BACK OF THE YARDS — With Catholic Charities closing three Head Start programs on the South Side last month, one of the city’s oldest social service agencies is stepping up to help.
The agency, Marillac St. Vincent, will host a job fair for child care workers impacted by the closures 4-7 p.m. Tuesday at its Lincoln Park facility, 2145 N. Halsted St.
Our Lady of Tepeyac, St. Joseph and Chicago Lawn Child Development Center closed last week, affecting 502 children and their families in predominately Latinx neighborhoods. More than 60 staff members were also affected by the closures, some parents of students themselves.
“We want to let people know that Marillac St. Vincent is an option for them, even if it’s not right in their neighborhood,” said CEO Peter Beale-DelVecchio.
There are about 390 children enrolled at the Lincoln Park and East Garfield Park centers.
While Marillac St. Vincent was also hit by budget cuts, it’s been able to fill in the gap using public donations. Headstart programs at both locations will be funded though June 2020.
Beale-DelVecchio said Marillac St. Vincent have the green light to open an Early Head Start program at its East Garfield Park center, but is waiting for approval to open the program at its Lincoln Park site.
“We already have enough families that qualify for Early Head Start, so we’re waiting to hear from the Department of Family and Support Services if they’re going to let us do that earlier, or if would happen next year,” Beale-DelVecchio said. “It’s my understanding that most of the families who were coming from Catholic Charities had qualified for Early Head Start or Head Start.”
As for teachers and other staff members affected by the move, Beale-DelVecchio hopes to fill positions currently held by temporary workers with full-time permanent employees of their own.
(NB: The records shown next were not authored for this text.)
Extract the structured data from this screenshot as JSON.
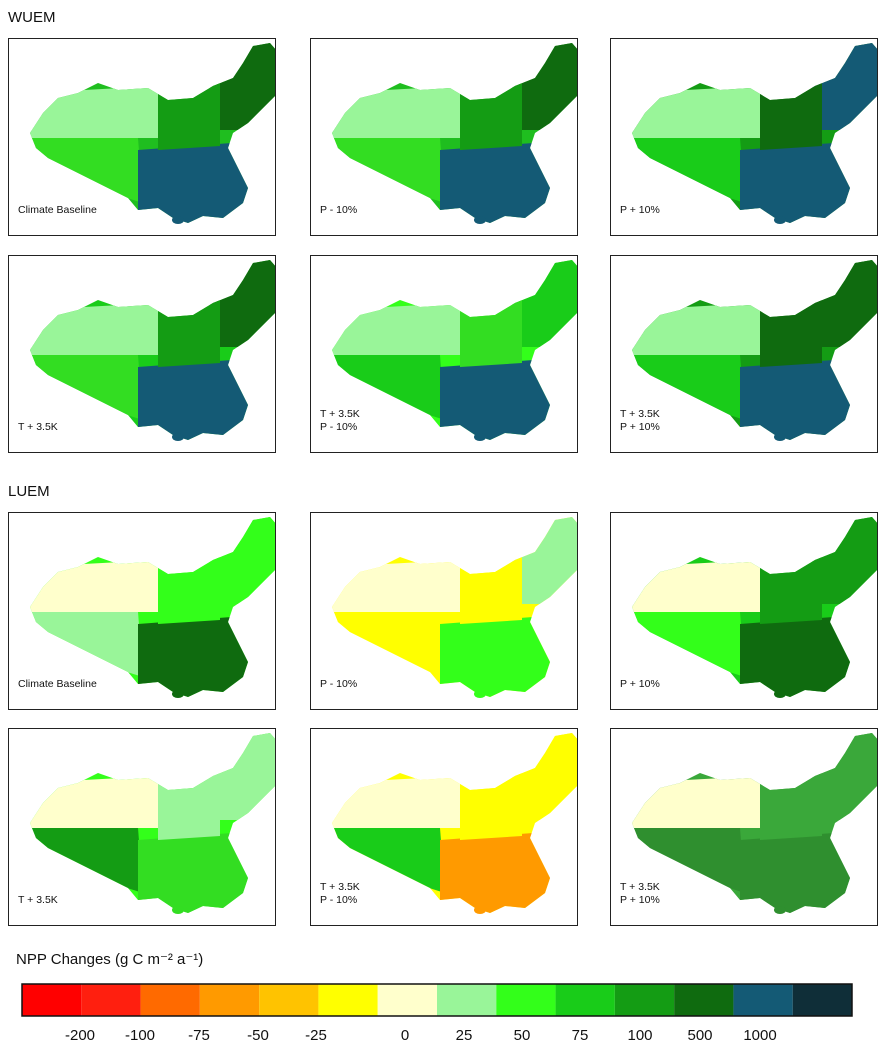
{
  "wuem": {
    "title": "WUEM",
    "panels": [
      {
        "label": [
          "Climate Baseline"
        ]
      },
      {
        "label": [
          "P - 10%"
        ]
      },
      {
        "label": [
          "P + 10%"
        ]
      },
      {
        "label": [
          "T + 3.5K"
        ]
      },
      {
        "label": [
          "T + 3.5K",
          "P - 10%"
        ]
      },
      {
        "label": [
          "T + 3.5K",
          "P + 10%"
        ]
      }
    ]
  },
  "luem": {
    "title": "LUEM",
    "panels": [
      {
        "label": [
          "Climate Baseline"
        ]
      },
      {
        "label": [
          "P - 10%"
        ]
      },
      {
        "label": [
          "P + 10%"
        ]
      },
      {
        "label": [
          "T + 3.5K"
        ]
      },
      {
        "label": [
          "T + 3.5K",
          "P - 10%"
        ]
      },
      {
        "label": [
          "T + 3.5K",
          "P + 10%"
        ]
      }
    ]
  },
  "colorbar": {
    "title": "NPP Changes (g C m⁻² a⁻¹)",
    "colors": [
      "#ff0000",
      "#ff1f0f",
      "#ff6a00",
      "#ff9a00",
      "#ffc300",
      "#ffff00",
      "#ffffcc",
      "#99f599",
      "#33ff1a",
      "#19cc19",
      "#149c14",
      "#0f6b0f",
      "#145a75",
      "#0f2e38"
    ],
    "ticks": [
      "-200",
      "-100",
      "-75",
      "-50",
      "-25",
      "0",
      "25",
      "50",
      "75",
      "100",
      "500",
      "1000"
    ]
  }
}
To that end, Tuesday’s job fair will be open to those unaffiliated with Catholic Charities, as well.
“Continuity of care is the goal,” Beale-DelVecchio said. “We have openings at both locations, but more at St. Vincent, as it’s the larger center.”
While job seekers can bring hard copies of their resumes, they are encouraged to bring Gateways printouts of their certification, and those without computer access will be able to use computers onsite.
“We’re in a really strong position, and that’s the blessing we have. There hasn’t been a lot of transparency in terms of why certain decisions were made,” Beale-DelVecchio said. “And now families have been left scrambling. It causes a ripple effect. If you live in affordable housing, you’re required to work, but if you don’t have affordable child care, not only are you worried about losing your job, now you’re worried about losing your house.
“We’re happy that we can help people in need any way we can, that we can help families who need child care and teachers who need jobs. That said, how we’ve done it in the city has been really, really messy, and a lot of people have gotten hurt in the process.”